In statistical analysis, estimating and interpreting confidence intervals for population proportions is a fundamental concept. This section explores how to construct these intervals using large sample data, emphasizing the necessary approximations and formulas.

Confidence Intervals

Key Concepts:

• Population Proportion $p$: True proportion of a characteristic in the whole population.
• Sample Proportion $(\hat{p})$: Proportion observed in a sample, used to estimate the population proportion.
• Confidence Level: The probability (usually expressed as a percentage) that the confidence interval includes the true population proportion.

Calculating Confidence Intervals

• General Formula: $\hat{p} \pm Z \times \sqrt{\frac{\hat{p}(1 - \hat{p})}{n}}$
• $\hat{p}$ is the sample proportion, $Z$ is the Z-score for the confidence level, and $(n)$ is the sample size.
• Z-scores: 1.645 (90%), 1.96 (95%), 2.576 (99%).
• Sample Size Requirement: $n\hat{p}$ and $n(1 - \hat{p})$ should be greater than 5 for a normal approximation.

Problem Examples

Example 1: Constructing a Confidence Interval

A survey of 400 people where 220 prefer a specific brand.
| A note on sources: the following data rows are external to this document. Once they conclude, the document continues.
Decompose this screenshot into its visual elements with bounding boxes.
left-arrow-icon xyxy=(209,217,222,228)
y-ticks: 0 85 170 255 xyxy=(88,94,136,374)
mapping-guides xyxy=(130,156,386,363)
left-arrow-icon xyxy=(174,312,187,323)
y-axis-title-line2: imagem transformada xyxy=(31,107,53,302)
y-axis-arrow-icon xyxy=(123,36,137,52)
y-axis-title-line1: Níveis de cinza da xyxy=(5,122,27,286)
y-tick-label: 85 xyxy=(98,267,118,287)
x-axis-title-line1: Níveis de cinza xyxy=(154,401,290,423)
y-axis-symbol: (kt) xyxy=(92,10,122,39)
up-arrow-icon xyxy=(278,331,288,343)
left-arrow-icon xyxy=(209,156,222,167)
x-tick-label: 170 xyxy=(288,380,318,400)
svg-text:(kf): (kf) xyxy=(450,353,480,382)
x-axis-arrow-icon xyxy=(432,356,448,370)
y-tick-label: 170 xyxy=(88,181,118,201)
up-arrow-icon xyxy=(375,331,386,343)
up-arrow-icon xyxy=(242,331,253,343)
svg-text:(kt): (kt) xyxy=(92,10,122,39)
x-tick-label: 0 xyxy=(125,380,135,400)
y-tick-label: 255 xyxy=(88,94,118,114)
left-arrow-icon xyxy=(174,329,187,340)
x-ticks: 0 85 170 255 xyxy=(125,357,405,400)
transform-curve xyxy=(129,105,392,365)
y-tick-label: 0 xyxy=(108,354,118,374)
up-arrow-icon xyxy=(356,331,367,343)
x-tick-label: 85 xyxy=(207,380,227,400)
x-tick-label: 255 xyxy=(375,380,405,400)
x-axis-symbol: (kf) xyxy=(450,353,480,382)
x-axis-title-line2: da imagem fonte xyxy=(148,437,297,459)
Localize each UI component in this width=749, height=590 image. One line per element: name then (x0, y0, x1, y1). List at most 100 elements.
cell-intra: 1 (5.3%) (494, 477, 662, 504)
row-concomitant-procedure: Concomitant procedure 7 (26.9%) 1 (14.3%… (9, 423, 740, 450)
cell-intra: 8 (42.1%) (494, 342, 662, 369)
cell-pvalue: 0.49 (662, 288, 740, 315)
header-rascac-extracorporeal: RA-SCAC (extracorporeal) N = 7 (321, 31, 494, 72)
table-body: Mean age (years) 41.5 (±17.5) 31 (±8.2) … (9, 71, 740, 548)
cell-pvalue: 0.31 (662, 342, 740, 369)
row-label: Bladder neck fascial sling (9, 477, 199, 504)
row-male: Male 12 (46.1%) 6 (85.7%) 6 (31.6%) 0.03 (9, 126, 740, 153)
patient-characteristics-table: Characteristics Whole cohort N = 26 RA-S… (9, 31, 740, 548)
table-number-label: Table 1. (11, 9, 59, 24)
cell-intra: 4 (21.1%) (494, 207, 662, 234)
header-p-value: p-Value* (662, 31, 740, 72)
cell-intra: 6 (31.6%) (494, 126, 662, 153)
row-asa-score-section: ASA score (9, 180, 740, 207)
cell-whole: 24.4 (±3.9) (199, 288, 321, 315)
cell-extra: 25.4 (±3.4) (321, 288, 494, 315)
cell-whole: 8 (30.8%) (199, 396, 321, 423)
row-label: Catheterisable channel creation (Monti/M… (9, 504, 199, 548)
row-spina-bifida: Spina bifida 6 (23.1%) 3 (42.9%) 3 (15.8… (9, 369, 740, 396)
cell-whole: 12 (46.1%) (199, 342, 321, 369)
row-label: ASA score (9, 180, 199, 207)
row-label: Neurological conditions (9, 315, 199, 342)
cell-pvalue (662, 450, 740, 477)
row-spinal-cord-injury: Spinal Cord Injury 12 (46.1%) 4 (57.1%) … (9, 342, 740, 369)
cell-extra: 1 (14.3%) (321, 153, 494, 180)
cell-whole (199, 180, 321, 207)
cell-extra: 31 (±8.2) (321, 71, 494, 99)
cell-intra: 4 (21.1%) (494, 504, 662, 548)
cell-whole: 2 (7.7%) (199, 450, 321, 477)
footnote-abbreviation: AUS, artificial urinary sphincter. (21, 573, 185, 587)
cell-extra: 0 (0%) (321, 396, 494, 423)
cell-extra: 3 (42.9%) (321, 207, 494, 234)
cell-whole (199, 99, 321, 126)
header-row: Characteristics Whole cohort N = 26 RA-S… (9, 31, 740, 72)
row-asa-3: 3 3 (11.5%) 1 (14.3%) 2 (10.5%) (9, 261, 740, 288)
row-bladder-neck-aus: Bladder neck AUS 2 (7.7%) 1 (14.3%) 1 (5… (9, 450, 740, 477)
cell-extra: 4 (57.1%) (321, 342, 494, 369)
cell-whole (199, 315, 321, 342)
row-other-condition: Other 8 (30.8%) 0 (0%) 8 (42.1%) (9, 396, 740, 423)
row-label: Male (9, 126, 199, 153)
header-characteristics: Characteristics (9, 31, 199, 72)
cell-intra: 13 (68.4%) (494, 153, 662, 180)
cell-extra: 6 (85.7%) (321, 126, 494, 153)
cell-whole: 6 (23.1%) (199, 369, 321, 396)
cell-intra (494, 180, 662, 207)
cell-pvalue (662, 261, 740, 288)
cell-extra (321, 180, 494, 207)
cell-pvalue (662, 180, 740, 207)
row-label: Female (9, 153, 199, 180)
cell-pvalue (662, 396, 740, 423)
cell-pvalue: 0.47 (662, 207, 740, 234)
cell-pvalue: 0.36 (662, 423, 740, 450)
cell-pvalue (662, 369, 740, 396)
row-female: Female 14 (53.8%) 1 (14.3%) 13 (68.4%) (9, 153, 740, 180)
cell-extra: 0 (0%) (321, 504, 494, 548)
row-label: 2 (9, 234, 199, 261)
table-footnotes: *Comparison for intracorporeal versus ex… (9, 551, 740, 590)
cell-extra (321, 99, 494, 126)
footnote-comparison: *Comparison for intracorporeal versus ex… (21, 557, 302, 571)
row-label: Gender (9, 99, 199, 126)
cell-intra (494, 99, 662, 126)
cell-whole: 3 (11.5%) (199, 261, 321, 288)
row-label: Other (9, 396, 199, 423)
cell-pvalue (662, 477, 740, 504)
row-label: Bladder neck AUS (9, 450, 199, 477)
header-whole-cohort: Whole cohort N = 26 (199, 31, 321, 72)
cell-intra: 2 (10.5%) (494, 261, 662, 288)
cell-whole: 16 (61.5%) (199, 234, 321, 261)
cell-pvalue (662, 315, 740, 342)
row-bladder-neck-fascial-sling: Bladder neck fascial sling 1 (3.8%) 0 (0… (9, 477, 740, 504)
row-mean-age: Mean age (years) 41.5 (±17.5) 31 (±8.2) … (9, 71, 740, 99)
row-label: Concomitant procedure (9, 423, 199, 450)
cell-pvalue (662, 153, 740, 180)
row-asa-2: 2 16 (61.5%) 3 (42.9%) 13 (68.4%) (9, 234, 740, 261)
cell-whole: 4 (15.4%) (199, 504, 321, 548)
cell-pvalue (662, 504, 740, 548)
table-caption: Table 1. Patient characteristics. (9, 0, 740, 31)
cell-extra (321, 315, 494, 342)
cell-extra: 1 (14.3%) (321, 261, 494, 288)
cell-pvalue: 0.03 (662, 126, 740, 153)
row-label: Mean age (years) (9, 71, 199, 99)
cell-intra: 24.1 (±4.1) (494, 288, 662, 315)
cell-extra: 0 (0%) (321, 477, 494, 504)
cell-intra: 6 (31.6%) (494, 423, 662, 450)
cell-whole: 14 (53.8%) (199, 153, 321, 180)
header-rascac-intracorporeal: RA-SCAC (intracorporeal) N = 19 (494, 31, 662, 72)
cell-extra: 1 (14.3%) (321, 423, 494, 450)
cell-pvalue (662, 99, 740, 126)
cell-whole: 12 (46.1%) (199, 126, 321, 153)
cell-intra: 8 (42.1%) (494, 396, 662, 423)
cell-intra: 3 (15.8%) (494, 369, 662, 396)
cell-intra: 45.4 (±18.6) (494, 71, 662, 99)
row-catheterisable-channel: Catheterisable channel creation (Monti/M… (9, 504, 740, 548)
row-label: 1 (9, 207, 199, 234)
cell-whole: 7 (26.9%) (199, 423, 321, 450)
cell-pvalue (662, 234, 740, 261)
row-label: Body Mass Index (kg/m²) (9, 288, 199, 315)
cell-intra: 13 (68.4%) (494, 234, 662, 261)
Find the 95% confidence interval for the population's preference proportion.

Solution:

• Sample Proportion $(\hat{p})$: $\hat{p} = \frac{220}{400} = 0.55$.
• Sample Size (n): $n = 400$.
• Z-Score for 95% Confidence: $Z = 1.96$.
• Confidence Interval Formula: $\hat{p} \pm Z \times \sqrt{\frac{\hat{p} \times (1 - \hat{p})}{n}}$.
• Margin of Error: $\approx 0.048.$
• Confidence Interval: $[0.502, 0.598]$.

Conclusion: There's a 95% confidence that between 50.2% and 59.8% of the population prefers the brand.

Example 2: Interpreting a Confidence Interval

• Scenario: A 95% confidence interval is [0.48, 0.62].
• Interpretation:
  • We are 95% confident the true population proportion is between 48% and 62%.
  • "95% Confidence" means about 95% of such intervals from repeated samples will contain the true proportion.
  • A wider interval suggests more uncertainty, a narrower interval suggests greater precision.